Hi Jayru did you ever do the NX version of the Excelsior?
I didn't, but I could adapt the current model I have to be the NX version with a little work.
More on the
Challenger study;
(Again, nods to Bill Krause and Todd Guenther).
My thinking:
Starfleet didn't just build one ship to test out the Transwarp Drive. They would have built several in different configurations to work out the best way forward with this new technology. That means that experimentally, at least, the Transwarp Drive worked. Now, I've maintained for years that the drive wasn't an outright failure but rather paved the way for the TNG warp scale, with its absolute of Warp 10. When I was posting on the FRS many (many) moons ago, I had this discussion with Aridas Sofia and Todd Guenther. I think they broadly liked my compromise that the
Excelsior wasn't a failure but didn't quite succeed as it should have.
In a nut shell, my thinking was that the Transwarp Drive had "peak transitions" as you went faster, and that at some stage the Warp Scale was aligned to fit with those observed "peak transitions." This is how we can have the TOS
Enterprise hit warp 14 in one episode, but warp 10 becomes an absolute later in TNG.

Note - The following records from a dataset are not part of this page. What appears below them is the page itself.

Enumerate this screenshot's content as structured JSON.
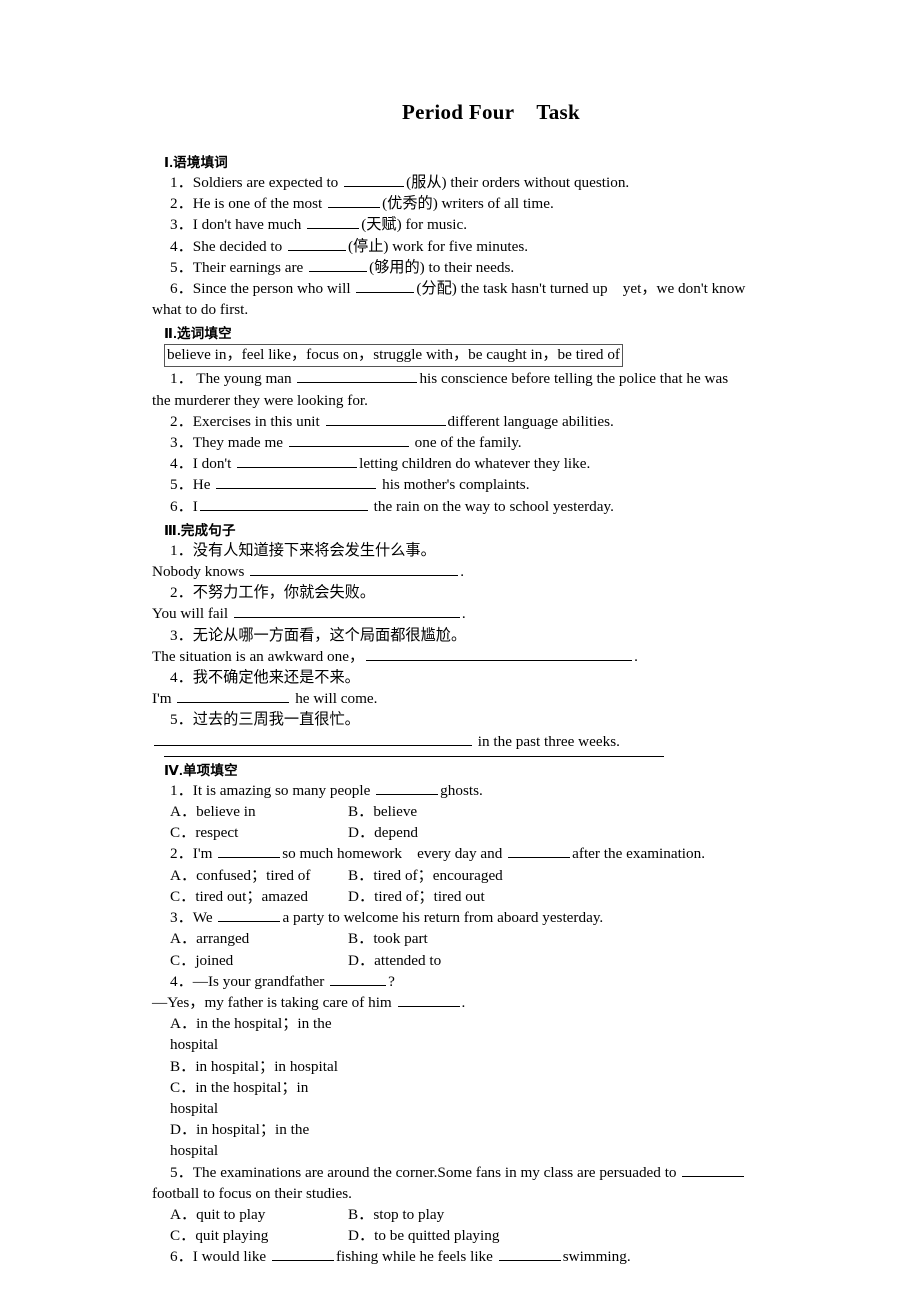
{
  "document": {
    "title_main": "Period Four",
    "title_sub": "Task"
  },
  "sections": [
    {
      "heading": "Ⅰ.语境填词",
      "items": [
        {
          "num": "1．",
          "pre": "Soldiers are expected to ",
          "blank": 60,
          "post": "(服从) their orders without question."
        },
        {
          "num": "2．",
          "pre": "He is one of the most ",
          "blank": 52,
          "post": "(优秀的) writers of all time."
        },
        {
          "num": "3．",
          "pre": "I don't have much ",
          "blank": 52,
          "post": "(天赋) for music."
        },
        {
          "num": "4．",
          "pre": "She decided to ",
          "blank": 58,
          "post": "(停止) work for five minutes."
        },
        {
          "num": "5．",
          "pre": "Their earnings are ",
          "blank": 58,
          "post": "(够用的) to their needs."
        },
        {
          "num": "6．",
          "pre": "Since the person who will ",
          "blank": 58,
          "post": "(分配) the task hasn't turned up　yet，we don't know"
        },
        {
          "num": "",
          "pre": "what to do first.",
          "blank": 0,
          "post": "",
          "flush": true
        }
      ]
    },
    {
      "heading": "Ⅱ.选词填空",
      "wordbank": "believe in，feel like，focus on，struggle with，be caught in，be tired of",
      "items": [
        {
          "num": "1．",
          "pre": " The young man ",
          "blank": 120,
          "post": "his conscience before telling the police that he was"
        },
        {
          "num": "",
          "pre": "the murderer they were looking for.",
          "blank": 0,
          "post": "",
          "flush": true
        },
        {
          "num": "2．",
          "pre": "Exercises in this unit ",
          "blank": 120,
          "post": "different language abilities."
        },
        {
          "num": "3．",
          "pre": "They made me ",
          "blank": 120,
          "post": " one of the family."
        },
        {
          "num": "4．",
          "pre": "I don't ",
          "blank": 120,
          "post": "letting children do whatever they like."
        },
        {
          "num": "5．",
          "pre": "He ",
          "blank": 160,
          "post": " his mother's complaints."
        },
        {
          "num": "6．",
          "pre": "I",
          "blank": 168,
          "post": " the rain on the way to school yesterday."
        }
      ]
    },
    {
      "heading": "Ⅲ.完成句子",
      "items": [
        {
          "num": "1．",
          "pre": "没有人知道接下来将会发生什么事。",
          "blank": 0,
          "post": "",
          "cn": true
        },
        {
          "num": "",
          "pre": "Nobody knows ",
          "blank": 208,
          "post": ".",
          "flush": true
        },
        {
          "num": "2．",
          "pre": "不努力工作，你就会失败。",
          "blank": 0,
          "post": "",
          "cn": true
        },
        {
          "num": "",
          "pre": "You will fail ",
          "blank": 226,
          "post": ".",
          "flush": true
        },
        {
          "num": "3．",
          "pre": "无论从哪一方面看，这个局面都很尴尬。",
          "blank": 0,
          "post": "",
          "cn": true
        },
        {
          "num": "",
          "pre": "The situation is an awkward one，",
          "blank": 266,
          "post": ".",
          "flush": true
        },
        {
          "num": "4．",
          "pre": "我不确定他来还是不来。",
          "blank": 0,
          "post": "",
          "cn": true
        },
        {
          "num": "",
          "pre": "I'm ",
          "blank": 112,
          "post": " he will come.",
          "flush": true
        },
        {
          "num": "5．",
          "pre": "过去的三周我一直很忙。",
          "blank": 0,
          "post": "",
          "cn": true
        },
        {
          "num": "",
          "pre": "",
          "blank": 318,
          "post": " in the past three weeks.",
          "flush": true
        }
      ]
    },
    {
      "heading": "Ⅳ.单项填空",
      "rule_top": true,
      "items": [
        {
          "num": "1．",
          "pre": "It is amazing so many people ",
          "blank": 62,
          "post": "ghosts."
        },
        {
          "opts": [
            "A．believe in",
            "B．believe"
          ]
        },
        {
          "opts": [
            "C．respect",
            "D．depend"
          ]
        },
        {
          "num": "2．",
          "pre": "I'm ",
          "blank": 62,
          "post": "so much homework　every day and ",
          "blank2": 62,
          "post2": "after the examination."
        },
        {
          "opts": [
            "A．confused；tired of",
            "B．tired of；encouraged"
          ]
        },
        {
          "opts": [
            "C．tired out；amazed",
            "D．tired of；tired out"
          ]
        },
        {
          "num": "3．",
          "pre": "We ",
          "blank": 62,
          "post": "a party to welcome his return from aboard yesterday."
        },
        {
          "opts": [
            "A．arranged",
            "B．took part"
          ]
        },
        {
          "opts": [
            "C．joined",
            "D．attended to"
          ]
        },
        {
          "num": "4．",
          "pre": "—Is your grandfather ",
          "blank": 56,
          "post": "?"
        },
        {
          "num": "",
          "pre": "—Yes，my father is taking care of him ",
          "blank": 62,
          "post": ".",
          "flush": true
        },
        {
          "opts": [
            "A．in the hospital；in the hospital"
          ]
        },
        {
          "opts": [
            "B．in hospital；in hospital"
          ]
        },
        {
          "opts": [
            "C．in the hospital；in hospital"
          ]
        },
        {
          "opts": [
            "D．in hospital；in the hospital"
          ]
        },
        {
          "num": "5．",
          "pre": "The examinations are around the corner.Some fans in my class are persuaded to ",
          "blank": 62,
          "post": ""
        },
        {
          "num": "",
          "pre": "football to focus on their studies.",
          "blank": 0,
          "post": "",
          "flush": true
        },
        {
          "opts": [
            "A．quit to play",
            "B．stop to play"
          ]
        },
        {
          "opts": [
            "C．quit playing",
            "D．to be quitted playing"
          ]
        },
        {
          "num": "6．",
          "pre": "I would like ",
          "blank": 62,
          "post": "fishing while he feels like ",
          "blank2": 62,
          "post2": "swimming."
        }
      ]
    }
  ]
}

It's an idea, at least. Maybe worth consideration? Not the place for the discussion.
Now, as for the
Challenger - this ship was a testbed for several systems proposed for the
Excelsior, including a prototype Transwarp Drive system. The
Challenger, unlike the
Enterprise, was designed to hit warp 14 and not fall apart.
Did it succeed?
That's a story in itself.
Anyways, comments welcome, and more soon.